韓国で、関東大震災の際に起きた朝鮮人虐殺事件に関する写真展が開催された。主催したのは、最大野党・共に民主党の李在明(イ・ジェミョン)代表ら。8月に公開されたドキュメンタリー映画の紹介という格好だが、そこには2026年に見込まれる大統領選に向けた政治的思惑が透ける。

(平井 敏晴:韓国・漢陽女子大学助教授)

「関東大虐殺特別法を迅速に国会で通過させます」

 韓国の最大野党、共に民主党の李在明(イ・ジェミョン)代表は10月23日、こう宣言した。李代表らが主催した写真展「101年間否定された真実、1923 関東大虐殺映画ルポカット」のオープニングレセプションでのことだ。関東大虐殺特別法がどのようなものなのかは定かではないが、真相究明と被害者の名誉回復を求めるものとの報道もある。

 李代表はさらに、朝鮮人の悲しい歴史に関心を持とうと呼びかけ、慎重な面持ちで「101年が過ぎても、関東大虐殺はいまも私たちの日常の暮らしの一部でもあるような気がする」と思いを吐露した。

「関東大虐殺」とは、日本では関東大震災朝鮮人虐殺事件などと呼ばれている。1923年の関東大震災で、混乱のなか「朝鮮人が井戸に毒を入れた」「朝鮮人が放火した」といった噂が流れ、多くの朝鮮人が殺害された。犠牲者の数は日本の司法省(現法務省)の記録では約230人とされている一方で、日韓併合後に上海の大韓民国臨時政府が発行した機関紙『独立新聞』(1923年12月5日付)では6661人とされており、大きな隔たりがある。

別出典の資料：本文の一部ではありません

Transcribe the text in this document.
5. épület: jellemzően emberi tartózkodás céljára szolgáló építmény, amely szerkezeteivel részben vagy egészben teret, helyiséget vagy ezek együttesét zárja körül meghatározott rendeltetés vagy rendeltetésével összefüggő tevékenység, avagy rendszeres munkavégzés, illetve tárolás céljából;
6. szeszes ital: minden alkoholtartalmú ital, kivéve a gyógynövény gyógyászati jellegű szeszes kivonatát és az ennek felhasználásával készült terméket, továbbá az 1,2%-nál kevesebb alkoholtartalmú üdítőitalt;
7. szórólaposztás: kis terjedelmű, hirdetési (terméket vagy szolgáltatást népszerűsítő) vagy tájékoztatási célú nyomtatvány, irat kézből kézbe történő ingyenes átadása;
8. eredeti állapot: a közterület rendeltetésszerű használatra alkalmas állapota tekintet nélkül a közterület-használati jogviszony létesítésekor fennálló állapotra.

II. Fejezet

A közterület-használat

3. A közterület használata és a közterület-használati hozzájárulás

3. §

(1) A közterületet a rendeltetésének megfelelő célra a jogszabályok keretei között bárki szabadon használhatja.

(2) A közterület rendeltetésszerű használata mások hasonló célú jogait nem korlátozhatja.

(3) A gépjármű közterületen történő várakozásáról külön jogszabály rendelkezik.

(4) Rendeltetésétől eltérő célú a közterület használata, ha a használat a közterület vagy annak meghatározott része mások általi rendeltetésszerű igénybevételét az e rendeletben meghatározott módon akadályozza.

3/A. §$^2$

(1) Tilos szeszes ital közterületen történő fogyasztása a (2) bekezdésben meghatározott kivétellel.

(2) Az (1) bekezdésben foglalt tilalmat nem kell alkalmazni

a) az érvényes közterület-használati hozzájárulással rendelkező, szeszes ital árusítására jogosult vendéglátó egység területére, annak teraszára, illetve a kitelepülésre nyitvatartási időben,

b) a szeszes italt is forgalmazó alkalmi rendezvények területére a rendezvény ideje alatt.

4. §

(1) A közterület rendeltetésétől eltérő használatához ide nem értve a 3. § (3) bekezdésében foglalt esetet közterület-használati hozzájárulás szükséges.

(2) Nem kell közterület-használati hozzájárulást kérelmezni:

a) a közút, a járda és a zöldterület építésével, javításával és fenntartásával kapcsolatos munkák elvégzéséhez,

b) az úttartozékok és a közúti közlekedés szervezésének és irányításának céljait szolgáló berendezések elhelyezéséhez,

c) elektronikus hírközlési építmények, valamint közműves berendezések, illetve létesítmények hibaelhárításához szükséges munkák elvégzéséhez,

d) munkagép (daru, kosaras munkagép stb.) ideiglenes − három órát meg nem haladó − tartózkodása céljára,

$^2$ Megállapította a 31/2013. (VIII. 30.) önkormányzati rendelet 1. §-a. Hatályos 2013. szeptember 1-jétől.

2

 この事件を調査してきた立教大学の山田昭次名誉教授は、司法省の記録は朝鮮人虐殺の実態を隠そうとしているうえに、軍隊と警察による虐殺を除外していると指摘している。一方で山田名誉教授は、『独立新聞』の統計についても不正確だとしている。

 この朝鮮人虐殺事件について、韓国側はこれまで再三にわたり真相解明の必要性を訴えてきたものの、日本政府側で何らかの動きがあったわけではない。李代表の発言は、この事件をめぐる日本政府の対応不足を念頭に置いている。

 10月23日から25日まで3日間の日程で開催された写真展は、今年の8月15日に韓国で公開されたドキュメンタリー映画『1923 関東大虐殺』*1のカットから構成されている。この映画には多くの証言が集められ、鳩山由紀夫元首相も「流言飛語自体を当時の内務省から発している」と述べている。また、この映画は公開前の今年5月、日本の参議院議員会館で立憲民主党の杉尾秀哉参議院議員の支援を受けて上映会が開催された。来年には日本でも上映が予定されているという。

*1:『1923関東大虐殺』(配給会社:映画特別時SMC)のYouTube予告編

 写真展の会場となったのはソウル汝矣島にある国会議員会館3階のロビーで、大小9つの展示ボードが配置されていた。一番奥のメインのボードには、虐殺者数とその地域別内訳などの詳細を報じる『独立新聞』の1面記事が大きくプリントされていた。ほかのパネルは映画『1923 関東大虐殺』の内容や制作陣の紹介などだ。映画の一部も動画で流されていた。

 展示で強調されていたのは、朝鮮人虐殺がアメリカやドイツの新聞でも報じられていた点や、そうした報道内容を日本政府がどのように否定していたのかという点である。アメリカで最近発見されたという虐殺の新たな証拠とされる写真も紹介されていた。撮影者はジョージ・ロスという人物だという。